В те утюжно-горячие дни работы было — успевай только подавать. Машину вертела огромная ступня революции, и дни летели, как стежки, друг за другом, и хорошо было самому следить за стежками, хорошо было стоять за машиной!

А теперь?.. А теперь надо все упорядочить. Нужно пуговицы пришить.

После гражданской войны он еще два года оставался в армии. Может, дни снова замелькают как стежки. Но он день ото дня видел в газетах все больше цифр. Цифры тянулись друг за дружкой в непрерывном ряду, как на «сантиметре». И он взвалил на плечо котомку и подался домой — работать с «сантиметром».

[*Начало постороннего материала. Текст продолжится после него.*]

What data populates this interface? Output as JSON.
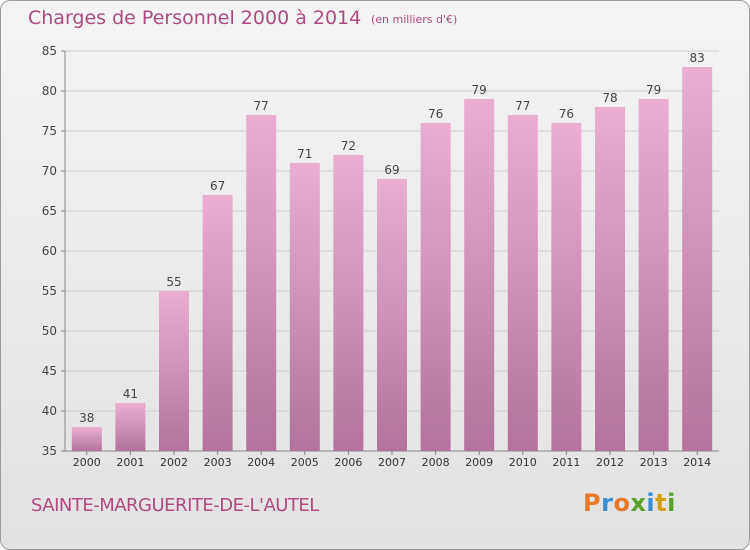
{
  "header": {
    "title": "Charges de Personnel 2000 à 2014",
    "unit": "(en milliers d'€)"
  },
  "footer": {
    "commune": "SAINTE-MARGUERITE-DE-L'AUTEL",
    "logo": {
      "letters": [
        "P",
        "r",
        "o",
        "x",
        "i",
        "t",
        "i"
      ],
      "colors": [
        "#e8792b",
        "#3a8fd0",
        "#e8792b",
        "#5aa02c",
        "#3a8fd0",
        "#d4a017",
        "#5aa02c"
      ]
    }
  },
  "colors": {
    "accent": "#b04a82",
    "bar_top": "#eaaed2",
    "bar_bottom": "#b3739c"
  },
  "chart_data": {
    "type": "bar",
    "title": "Charges de Personnel 2000 à 2014",
    "categories": [
      "2000",
      "2001",
      "2002",
      "2003",
      "2004",
      "2005",
      "2006",
      "2007",
      "2008",
      "2009",
      "2010",
      "2011",
      "2012",
      "2013",
      "2014"
    ],
    "values": [
      38,
      41,
      55,
      67,
      77,
      71,
      72,
      69,
      76,
      79,
      77,
      76,
      78,
      79,
      83
    ],
    "ylim": [
      35,
      85
    ],
    "yticks": [
      35,
      40,
      45,
      50,
      55,
      60,
      65,
      70,
      75,
      80,
      85
    ],
    "grid": true
  }
}
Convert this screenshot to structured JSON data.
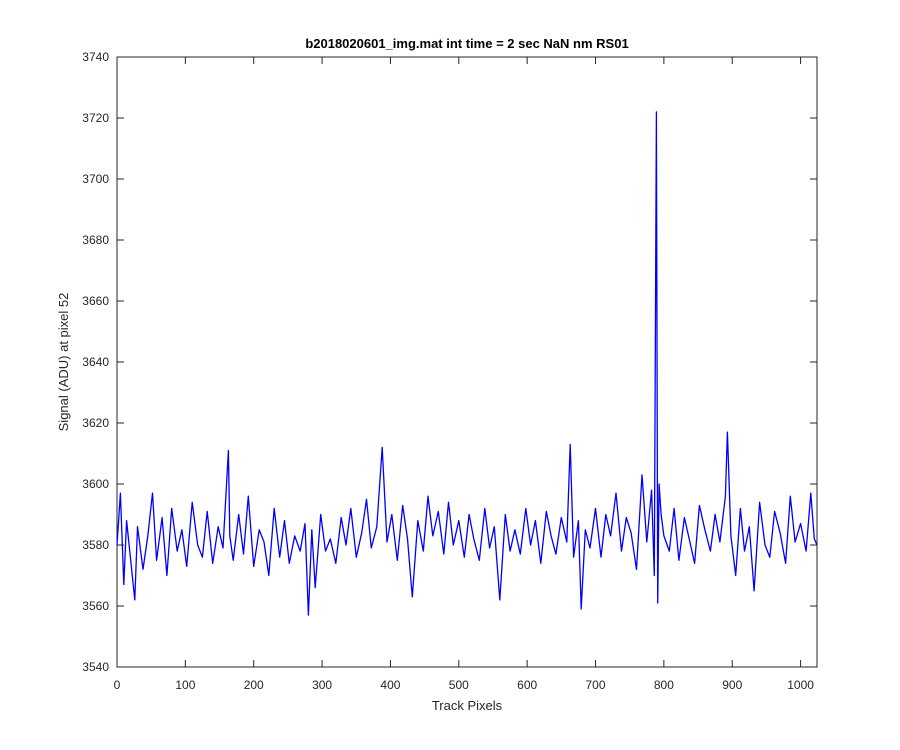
{
  "chart_data": {
    "type": "line",
    "title": "b2018020601_img.mat int time = 2 sec  NaN nm RS01",
    "xlabel": "Track Pixels",
    "ylabel": "Signal (ADU) at pixel 52",
    "xlim": [
      0,
      1024
    ],
    "ylim": [
      3540,
      3740
    ],
    "xticks": [
      0,
      100,
      200,
      300,
      400,
      500,
      600,
      700,
      800,
      900,
      1000
    ],
    "yticks": [
      3540,
      3560,
      3580,
      3600,
      3620,
      3640,
      3660,
      3680,
      3700,
      3720,
      3740
    ],
    "grid": false,
    "line_color": "#0000ff",
    "series": [
      {
        "x": [
          0,
          5,
          10,
          14,
          20,
          26,
          30,
          38,
          45,
          52,
          58,
          66,
          73,
          80,
          88,
          95,
          102,
          110,
          118,
          125,
          132,
          140,
          148,
          155,
          163,
          165,
          170,
          178,
          185,
          192,
          200,
          208,
          215,
          222,
          230,
          238,
          245,
          252,
          260,
          268,
          275,
          280,
          285,
          290,
          298,
          305,
          312,
          320,
          328,
          335,
          342,
          350,
          358,
          365,
          372,
          380,
          388,
          395,
          402,
          410,
          418,
          425,
          432,
          440,
          448,
          455,
          462,
          470,
          478,
          485,
          492,
          500,
          508,
          515,
          522,
          530,
          538,
          545,
          552,
          560,
          568,
          575,
          582,
          590,
          598,
          605,
          612,
          620,
          628,
          635,
          642,
          650,
          658,
          663,
          668,
          675,
          679,
          685,
          692,
          700,
          708,
          715,
          722,
          730,
          738,
          745,
          752,
          760,
          768,
          775,
          782,
          786,
          789,
          791,
          793,
          796,
          800,
          808,
          815,
          822,
          830,
          838,
          845,
          852,
          860,
          868,
          875,
          882,
          890,
          893,
          898,
          905,
          912,
          918,
          925,
          932,
          940,
          948,
          955,
          962,
          970,
          978,
          985,
          992,
          1000,
          1008,
          1015,
          1020,
          1024
        ],
        "y": [
          3580,
          3597,
          3567,
          3588,
          3575,
          3562,
          3586,
          3572,
          3583,
          3597,
          3575,
          3589,
          3570,
          3592,
          3578,
          3585,
          3573,
          3594,
          3580,
          3576,
          3591,
          3574,
          3586,
          3579,
          3611,
          3583,
          3575,
          3590,
          3577,
          3596,
          3573,
          3585,
          3581,
          3570,
          3592,
          3576,
          3588,
          3574,
          3583,
          3578,
          3587,
          3557,
          3585,
          3566,
          3590,
          3578,
          3582,
          3574,
          3589,
          3580,
          3592,
          3576,
          3584,
          3595,
          3579,
          3586,
          3612,
          3581,
          3590,
          3575,
          3593,
          3582,
          3563,
          3588,
          3578,
          3596,
          3583,
          3591,
          3577,
          3594,
          3580,
          3588,
          3576,
          3590,
          3582,
          3575,
          3592,
          3579,
          3586,
          3562,
          3590,
          3578,
          3585,
          3577,
          3592,
          3580,
          3588,
          3574,
          3591,
          3583,
          3577,
          3589,
          3581,
          3613,
          3576,
          3588,
          3559,
          3585,
          3579,
          3592,
          3576,
          3590,
          3583,
          3597,
          3578,
          3589,
          3584,
          3572,
          3603,
          3581,
          3598,
          3570,
          3722,
          3561,
          3600,
          3590,
          3583,
          3578,
          3592,
          3575,
          3589,
          3581,
          3574,
          3593,
          3585,
          3578,
          3590,
          3581,
          3596,
          3617,
          3583,
          3570,
          3592,
          3578,
          3586,
          3565,
          3594,
          3580,
          3576,
          3591,
          3584,
          3574,
          3596,
          3581,
          3587,
          3578,
          3597,
          3582,
          3580
        ]
      }
    ]
  }
}
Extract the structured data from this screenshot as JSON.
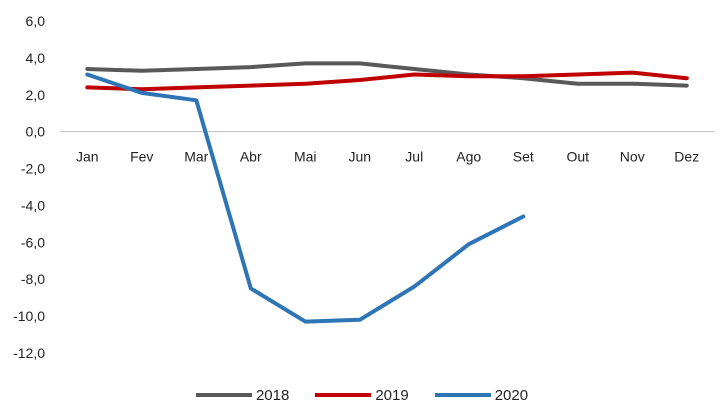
{
  "chart_data": {
    "type": "line",
    "categories": [
      "Jan",
      "Fev",
      "Mar",
      "Abr",
      "Mai",
      "Jun",
      "Jul",
      "Ago",
      "Set",
      "Out",
      "Nov",
      "Dez"
    ],
    "ylim": [
      -12.0,
      6.0
    ],
    "yticks": [
      "6,0",
      "4,0",
      "2,0",
      "0,0",
      "-2,0",
      "-4,0",
      "-6,0",
      "-8,0",
      "-10,0",
      "-12,0"
    ],
    "ytick_values": [
      6,
      4,
      2,
      0,
      -2,
      -4,
      -6,
      -8,
      -10,
      -12
    ],
    "grid": false,
    "legend_position": "bottom",
    "series": [
      {
        "name": "2018",
        "color": "#595959",
        "values": [
          3.4,
          3.3,
          3.4,
          3.5,
          3.7,
          3.7,
          3.4,
          3.1,
          2.9,
          2.6,
          2.6,
          2.5
        ]
      },
      {
        "name": "2019",
        "color": "#c00000",
        "values": [
          2.4,
          2.3,
          2.4,
          2.5,
          2.6,
          2.8,
          3.1,
          3.0,
          3.0,
          3.1,
          3.2,
          2.9
        ]
      },
      {
        "name": "2020",
        "color": "#2e75b6",
        "values": [
          3.1,
          2.1,
          1.7,
          -8.5,
          -10.3,
          -10.2,
          -8.4,
          -6.1,
          -4.6,
          null,
          null,
          null
        ]
      }
    ]
  }
}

Домой — к себе, на еврейское подворье. Еврейское — потому, что во дворе проживало сорок еврейских жильцов, а единственного нееврея — сапожника Тимоху — называли на еврейский лад «Итче-Мохе».

Поселился Гесл Прес в комнате у хозяина Диванчика, который последовательно превращался из купца в спекулянта, из спекулянта — в нэпмана, а теперь со дня на день ждал возмездия.

Очутившись в комнате, Прес потянулся, закинув руки назад: его переполняло огромное чувство, но какое — он и сам не знал. То — веками накопленная энергия дедов, прадедов и прапрапрадедов, которые жизнь свою провели с зашитыми ртами и лишь редко-редко, день или два дня в году, подавали о себе голос. А его, Гесла, рот открыт теперь круглый год. Когда он приходит домой, он зарывается головой в подушку. Долго-долго молчали… А теперь?.. Теперь Гесл Прес говорит даже во сне. Он боится, как бы ночью не проговориться крепким русским словом. А за стеной ведь люди спят, а за стеной ведь спит Ципка. Он боится, как бы Ципка не услышала от него грубое слово.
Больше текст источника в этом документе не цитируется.